Friday, 31 July 2009

Fitzgerald, Beattie and Bligh - Oh my!!

So Tony Fitzgerald has ruffled a couple of feathers on some old players in the chicken coup. Beattie and Bligh claim that they have done so much to make things so much better since the (in)famous Fitzgerald Enquiry.

I argue that all of this is rubbish. They have only tinkered around the edges. In the 20 odd years of ALP Governments in Queensland (bar a few years where they did not form a government) they have done NOTHING (and I'll say it again), NOTHING to reform the powers of the state to avoid these problems. Tinkering with a few things about how the public service works and donation and disclosure laws has not changed things and the Gordon Nuttall issue is representative of how little has changed.

At the very heart of the issue is the separation of powers. The one aspect of this that I will not go into here is the judicial power. Not that there isn't things that could be made better, but it isn't at the core of the problems. The problem is the separation of powers between the legislative and executive arms. Basically there isn't any.

To make matters worse, with an ALP Government and hence ALP dominated Parliament, there is little that the Parliament can do to overview the actions of the executive.

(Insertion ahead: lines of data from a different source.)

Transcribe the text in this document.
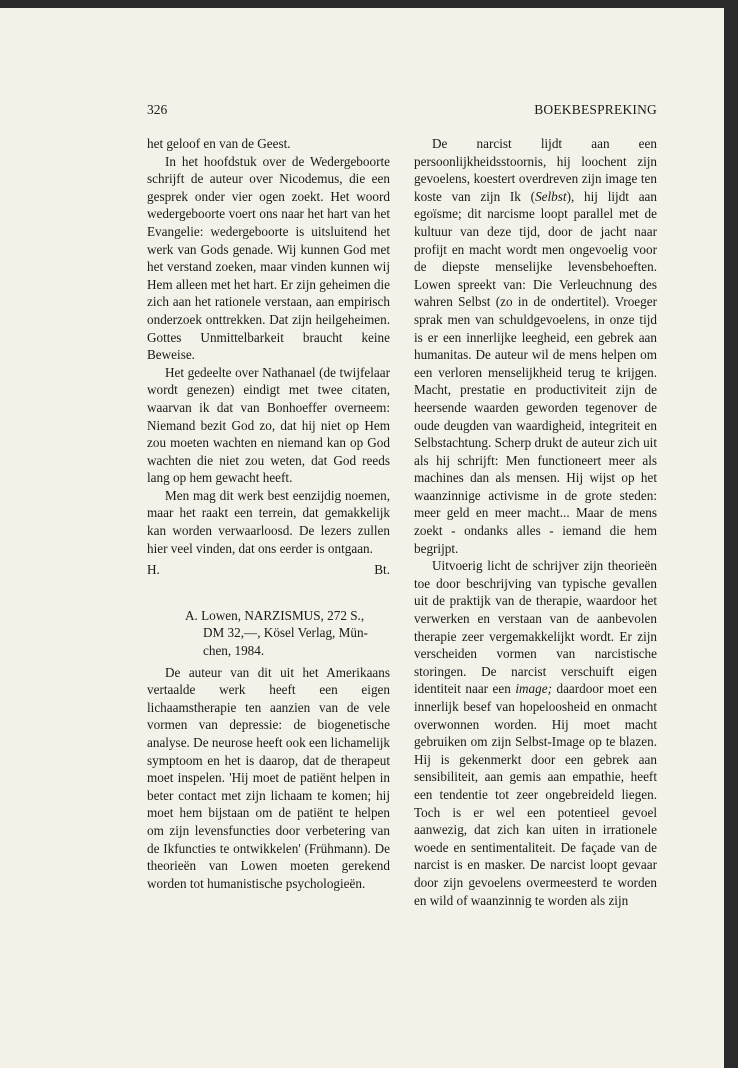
326	BOEKBESPREKING

het geloof en van de Geest.

In het hoofdstuk over de Wedergeboorte schrijft de auteur over Nicodemus, die een gesprek onder vier ogen zoekt. Het woord wedergeboorte voert ons naar het hart van het Evangelie: wedergeboorte is uitsluitend het werk van Gods genade. Wij kunnen God met het verstand zoeken, maar vinden kunnen wij Hem alleen met het hart. Er zijn geheimen die zich aan het rationele verstaan, aan empirisch onderzoek onttrekken. Dat zijn heilgeheimen. Gottes Unmittelbarkeit braucht keine Beweise.

Het gedeelte over Nathanael (de twijfelaar wordt genezen) eindigt met twee citaten, waarvan ik dat van Bonhoeffer overneem: Niemand bezit God zo, dat hij niet op Hem zou moeten wachten en niemand kan op God wachten die niet zou weten, dat God reeds lang op hem gewacht heeft.

Men mag dit werk best eenzijdig noemen, maar het raakt een terrein, dat gemakkelijk kan worden verwaarloosd. De lezers zullen hier veel vinden, dat ons eerder is ontgaan.

H.	Bt.
A. Lowen, NARZISMUS, 272 S.,
DM 32,—, Kösel Verlag, Mün-
chen, 1984.

De auteur van dit uit het Amerikaans vertaalde werk heeft een eigen lichaamstherapie ten aanzien van de vele vormen van depressie: de biogenetische analyse. De neurose heeft ook een lichamelijk symptoom en het is daarop, dat de therapeut moet inspelen. 'Hij moet de patiënt helpen in beter contact met zijn lichaam te komen; hij moet hem bijstaan om de patiënt te helpen om zijn levensfuncties door verbetering van de Ikfuncties te ontwikkelen' (Frühmann). De theorieën van Lowen moeten gerekend worden tot humanistische psychologieën.

De narcist lijdt aan een persoonlijkheidsstoornis, hij loochent zijn gevoelens, koestert overdreven zijn image ten koste van zijn Ik (Selbst), hij lijdt aan egoïsme; dit narcisme loopt parallel met de kultuur van deze tijd, door de jacht naar profijt en macht wordt men ongevoelig voor de diepste menselijke levensbehoeften. Lowen spreekt van: Die Verleuchnung des wahren Selbst (zo in de ondertitel). Vroeger sprak men van schuldgevoelens, in onze tijd is er een innerlijke leegheid, een gebrek aan humanitas. De auteur wil de mens helpen om een verloren menselijkheid terug te krijgen. Macht, prestatie en productiviteit zijn de heersende waarden geworden tegenover de oude deugden van waardigheid, integriteit en Selbstachtung. Scherp drukt de auteur zich uit als hij schrijft: Men functioneert meer als machines dan als mensen. Hij wijst op het waanzinnige activisme in de grote steden: meer geld en meer macht... Maar de mens zoekt - ondanks alles - iemand die hem begrijpt.

Uitvoerig licht de schrijver zijn theorieën toe door beschrijving van typische gevallen uit de praktijk van de therapie, waardoor het verwerken en verstaan van de aanbevolen therapie zeer vergemakkelijkt wordt. Er zijn verscheiden vormen van narcistische storingen. De narcist verschuift eigen identiteit naar een image; daardoor moet een innerlijk besef van hopeloosheid en onmacht overwonnen worden. Hij moet macht gebruiken om zijn Selbst-Image op te blazen. Hij is gekenmerkt door een gebrek aan sensibiliteit, aan gemis aan empathie, heeft een tendentie tot zeer ongebreideld liegen. Toch is er wel een potentieel gevoel aanwezig, dat zich kan uiten in irrationele woede en sentimentaliteit. De façade van de narcist is en masker. De narcist loopt gevaar door zijn gevoelens overmeesterd te worden en wild of waanzinnig te worden als zijn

If the ALP members vote against the resolutions of the party (i.e. motions put forward by the Government) then, as far as I know, they are in breech of their agreement with their party and will be put up for expulsion. If memory serves there was a case of this with an MP a few years ago.

This naturally tends to a Parliament is conformist to the Government's position. If the Government does not want something debated or brought up in the Parliament, then they can do that. If they want to "move that the member be no longer heard" then they can do that too. They can control committees, debates, particular wordings of motions, the actions of the speaker, and of course the legislation of the day. I'm pretty sure this isn't what was imagined for the Westminister system.

It is the legislative body's responsibility to debate issues and find information out for the public to know about. To suggest that it should be the role of private individuals is frankly ridiculous. Often the actions of a rogue Minister will be hidden away and need to be dug out. Basically a full time job of quite a few people. Meanwhile, people are already working full time jobs and using their spare time with their family! So I do not see how any one particular person or small group of people working in their spare time has the capacity to do this.

So an obvious question is why doesn't the LNP do this information finding. Well given that they must go via the rules of the Parliament which as I have already argued are totally against them, they have had very few MPs over the last decade and their political strategy has been to "be the next Government of Queensland". So they aren't overly interested in the committee work that would be involved. There are many dead ends in this kind of approach so it isn't the most politically attractive work. But it is crucial as it is much quicker at finding out information about the actions of the Government than any other method.

There are also independents in the Parliament. But again they are totally hamstrung by the way the systems works. Often finding it hard to even get a seconder for things.

So has the ALP does anything the change this situation? What kind of Parliamentary reform has the ALP done in Queensland to ensure that citizens can be confident that Government actions are in the public interest?

Sure, as Beattie and Bligh have been claiming, the shop window has been changed. The door is far easier to get through and the footpath outside the shop front has been cleaned. But there is still smoke billowing from behind the shop because the fire is still roaring away.

Without Parliamentary reform in Queensland, nothing with change. Things will continue to "slide back towards its dark past" after the last scandal was forgotten. As I argued, the Government has full control over the Parliament, so it can in the next session of Parliament change things (remember the Qld Constitution is an act of Parliament). I won't be holding my breath.